(Bloomberg) -- The Bank of England found a number of UK banks were unable to measure their exposure to private equity giants and their portfolio companies and ordered them to begin stress testing those relationships. 

The central bank’s Prudential Regulatory Authority reminded lenders’ chief risk officers in a letter Tuesday that it expects them to “comprehensively identify, measure, combine, and record risks” tied to buyout funds and the companies they back. 

The letter comes after the central bank discovered many banks haven’t been stress testing their loan portfolios to better understand how cracks in the private equity industry could spill over into their own business, Rebecca Jackson, the PRA’s executive director for authorizations, regulatory technology, and international supervision, said in a speech on Tuesday.

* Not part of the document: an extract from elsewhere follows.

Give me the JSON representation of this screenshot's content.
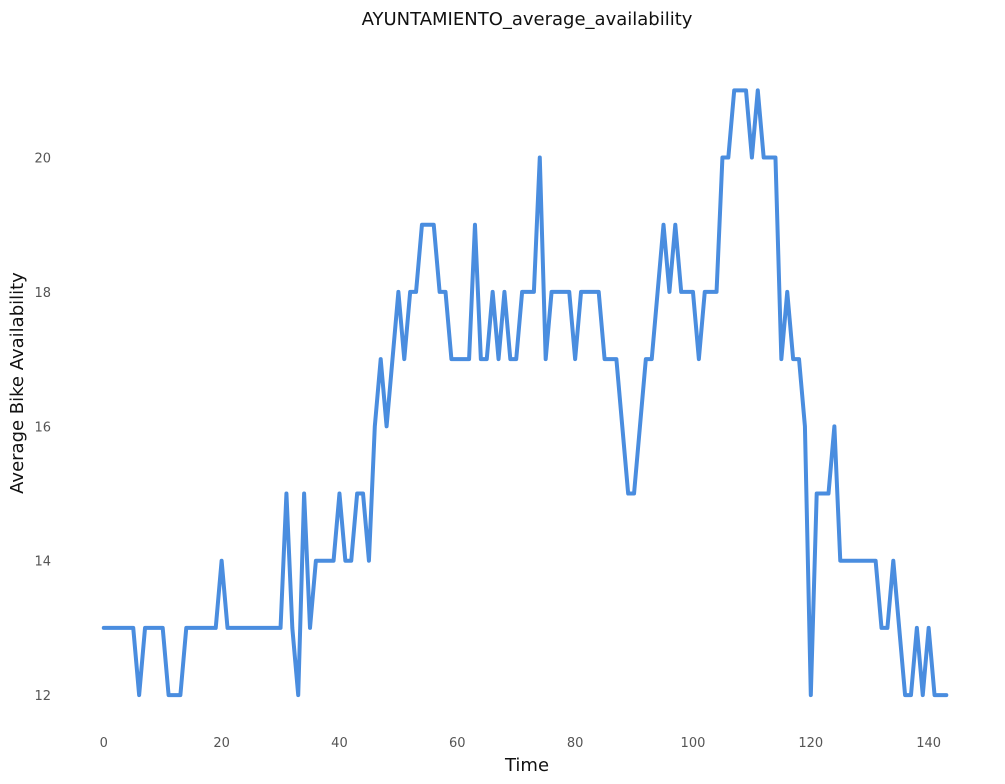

“On stress testing, unfortunately I do not have a huge amount to say,” Jackson said at an event hosted by UK Finance. “Not because we found that firms are excellent at it, or because we think it’s unimportant, but because we found that hardly any banks do it well in this context. Very few firms carry out routine, bespoke and comprehensive stress testing for aggregate sponsor related exposures.”

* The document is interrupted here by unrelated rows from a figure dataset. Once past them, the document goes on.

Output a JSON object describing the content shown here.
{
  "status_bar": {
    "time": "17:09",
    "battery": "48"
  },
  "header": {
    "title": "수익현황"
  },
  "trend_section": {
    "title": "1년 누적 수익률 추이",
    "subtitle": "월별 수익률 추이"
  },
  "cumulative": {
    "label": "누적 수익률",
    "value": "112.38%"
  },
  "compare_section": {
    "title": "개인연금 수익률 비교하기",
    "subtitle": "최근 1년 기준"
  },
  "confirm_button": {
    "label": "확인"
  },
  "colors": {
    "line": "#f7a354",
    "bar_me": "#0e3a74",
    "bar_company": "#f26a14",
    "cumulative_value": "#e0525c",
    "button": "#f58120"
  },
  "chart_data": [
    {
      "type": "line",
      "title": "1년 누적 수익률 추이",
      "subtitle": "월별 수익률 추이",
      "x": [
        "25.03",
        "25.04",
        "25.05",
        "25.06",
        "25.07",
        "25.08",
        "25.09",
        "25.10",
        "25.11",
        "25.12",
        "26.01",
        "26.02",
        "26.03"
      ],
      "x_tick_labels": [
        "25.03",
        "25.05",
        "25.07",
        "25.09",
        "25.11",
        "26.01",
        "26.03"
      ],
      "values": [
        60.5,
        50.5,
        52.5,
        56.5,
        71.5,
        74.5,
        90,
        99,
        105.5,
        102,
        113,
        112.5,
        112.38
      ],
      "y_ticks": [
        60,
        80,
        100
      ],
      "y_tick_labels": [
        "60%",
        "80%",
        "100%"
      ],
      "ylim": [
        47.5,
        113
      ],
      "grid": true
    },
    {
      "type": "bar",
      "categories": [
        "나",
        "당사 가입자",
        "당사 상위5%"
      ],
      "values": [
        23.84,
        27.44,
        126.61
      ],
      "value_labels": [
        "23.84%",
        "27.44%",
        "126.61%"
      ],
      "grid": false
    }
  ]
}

The Bank of England has been increasingly voicing its concern about the ways that the growth of the private equity industry could threaten the stability of the UK’s financial system. The central bank’s Financial Policy Committee is planning to publish a bigger assessment of the risks tied to the PE industry in a June report. 

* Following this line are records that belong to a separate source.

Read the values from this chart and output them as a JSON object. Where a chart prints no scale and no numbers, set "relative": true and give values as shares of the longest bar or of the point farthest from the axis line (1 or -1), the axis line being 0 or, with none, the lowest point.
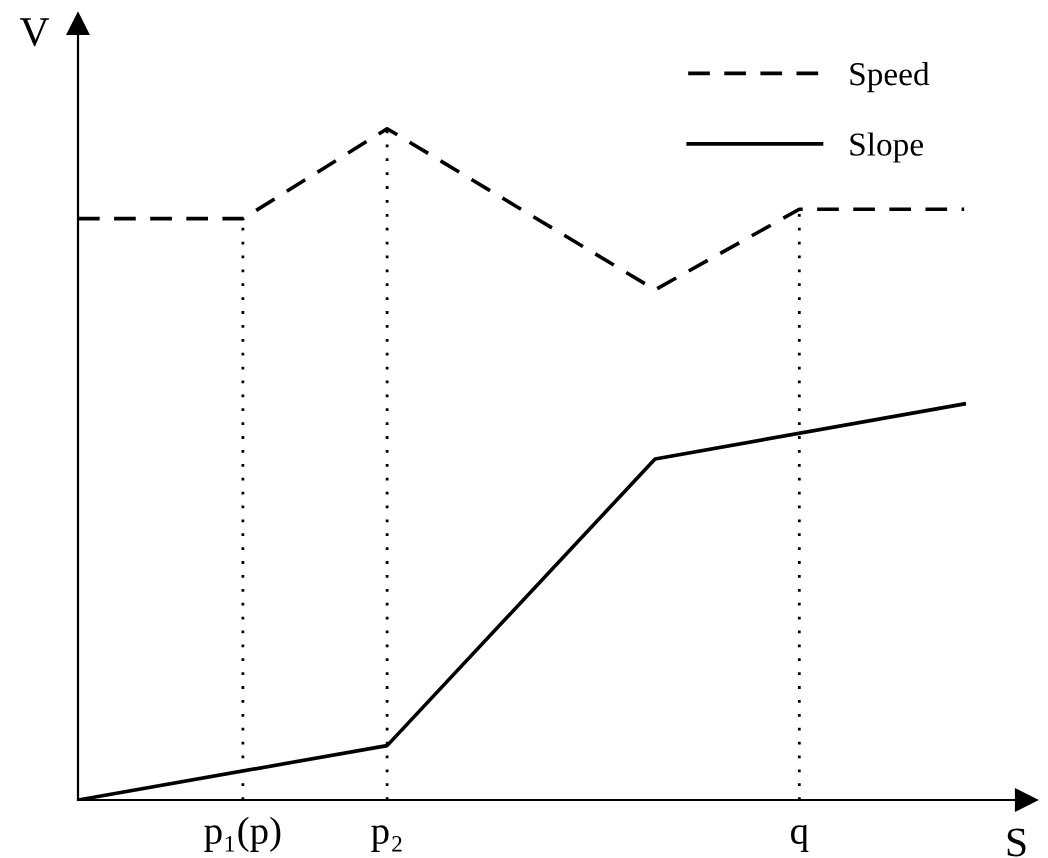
{
  "chart_data": {
    "type": "line",
    "relative": true,
    "xlabel": "S",
    "ylabel": "V",
    "categories": [
      null,
      null,
      null,
      null,
      null,
      null,
      null,
      null,
      "p₁(p)",
      null,
      null,
      null,
      null,
      null,
      null,
      "p₂",
      null,
      null,
      null,
      null,
      null,
      null,
      null,
      null,
      null,
      null,
      null,
      null,
      null,
      null,
      null,
      null,
      null,
      null,
      null,
      "q",
      null,
      null,
      null,
      null,
      null,
      null,
      null,
      null,
      null,
      null,
      null
    ],
    "series": [
      {
        "name": "Speed",
        "color": "#000000",
        "line_style": "dashed",
        "values": [
          0.866,
          null,
          null,
          null,
          null,
          null,
          null,
          null,
          0.866,
          null,
          null,
          null,
          null,
          null,
          null,
          1,
          null,
          null,
          null,
          null,
          null,
          null,
          null,
          null,
          null,
          null,
          null,
          null,
          0.76,
          null,
          null,
          null,
          null,
          null,
          null,
          0.88,
          null,
          null,
          null,
          null,
          null,
          null,
          null,
          0.88,
          null,
          null,
          null
        ]
      },
      {
        "name": "Slope",
        "color": "#000000",
        "line_style": "solid",
        "values": [
          0,
          null,
          null,
          null,
          null,
          null,
          null,
          null,
          null,
          null,
          null,
          null,
          null,
          null,
          null,
          0.081,
          null,
          null,
          null,
          null,
          null,
          null,
          null,
          null,
          null,
          null,
          null,
          null,
          0.508,
          null,
          null,
          null,
          null,
          null,
          null,
          null,
          null,
          null,
          null,
          null,
          null,
          null,
          null,
          0.59,
          null,
          null,
          null
        ]
      }
    ],
    "legend": "top right",
    "grid": "x"
  }
}
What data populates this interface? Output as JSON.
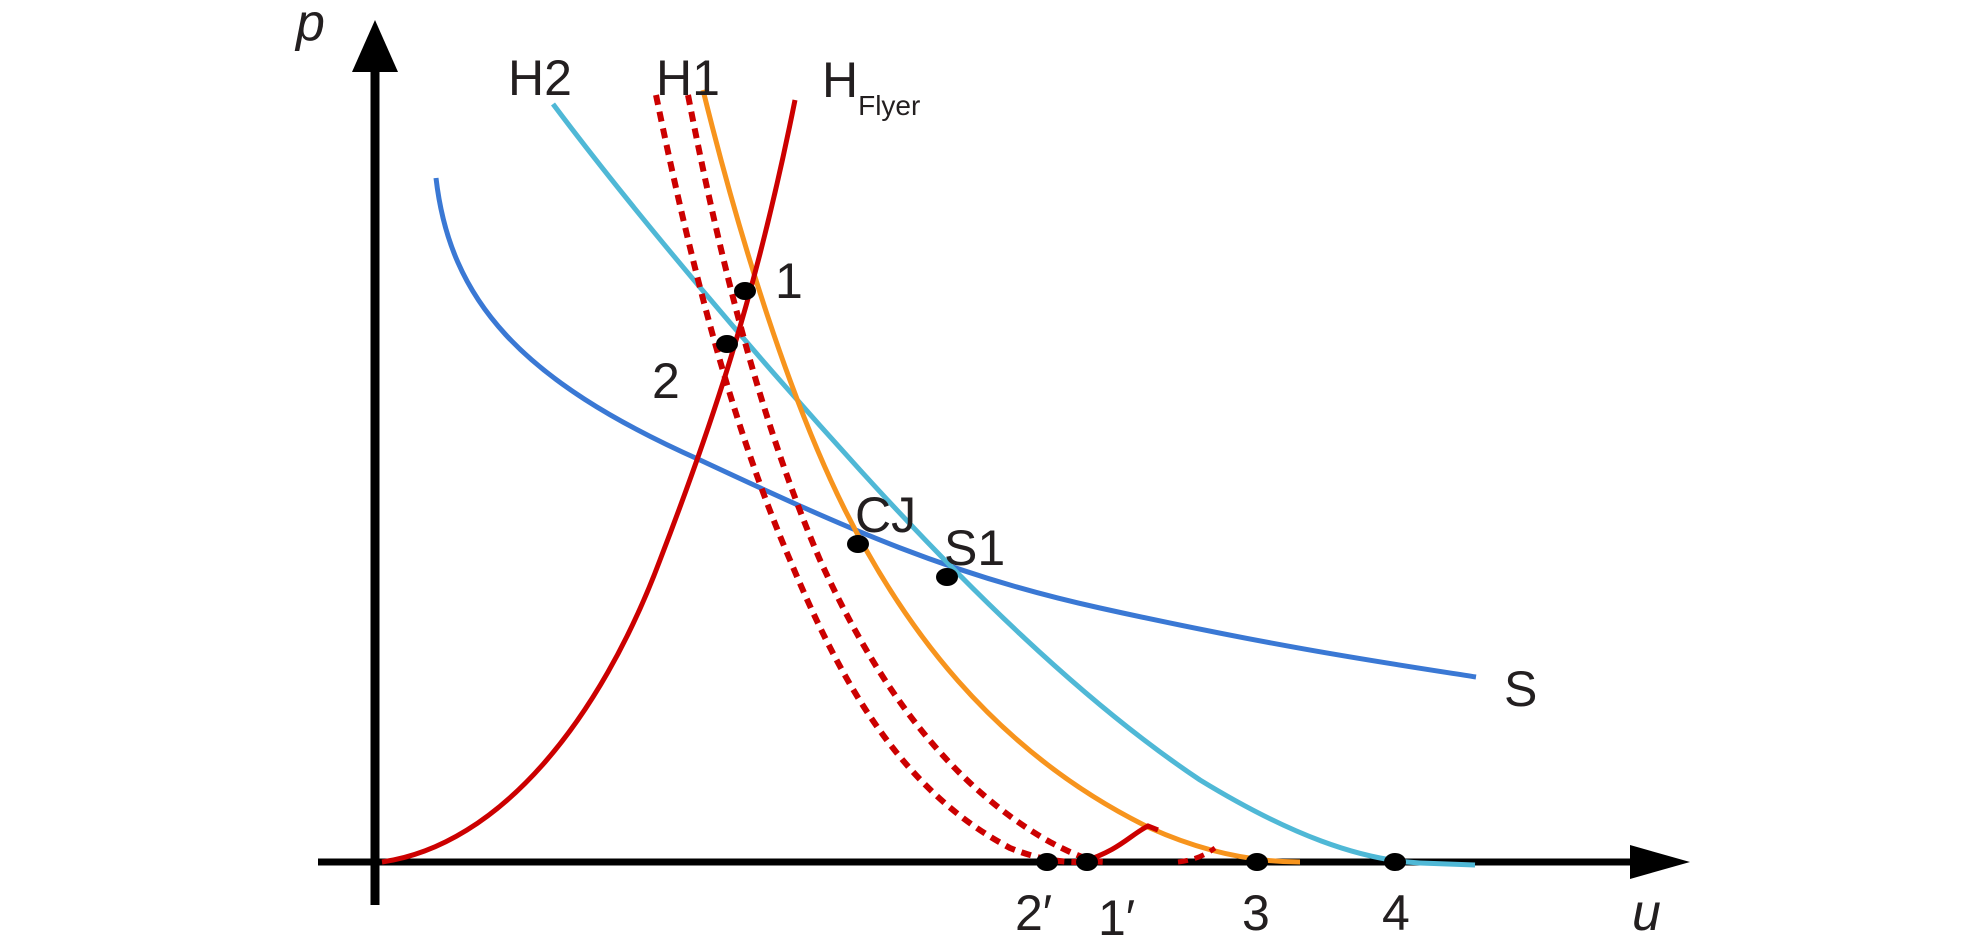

Earlier this week, Nathanaël Benjamin, the central bank’s executive director for financial stability strategy and risk, said he was concerned about the ways that private equity giants value their holdings and how that could amplify any economic shocks in the UK. The Financial Conduct Authority is also carrying out a review of valuation practices for private assets, Benjamin said. 

In one example offered by the regulator in the letter on Tuesday, a bank might have a derivative arranged for a buyout fund’s portfolio company as well as provide a form of credit to that private equity firm known as a net asset value loan. The lender could also be offering funding to the fund’s limited partners. 

“Many banks do not comprehensively record these risk interlinkages in their credit analysis systems,” Jackson said in the letter, which was also signed by Charlotte Gerken, the PRA’s executive director of UK deposit takers supervision. “Without full credit analysis and internal transparency, banks may underestimate their risk of loss due to overlapping and linked credit exposures should multiple PE portfolio companies suffer distress.”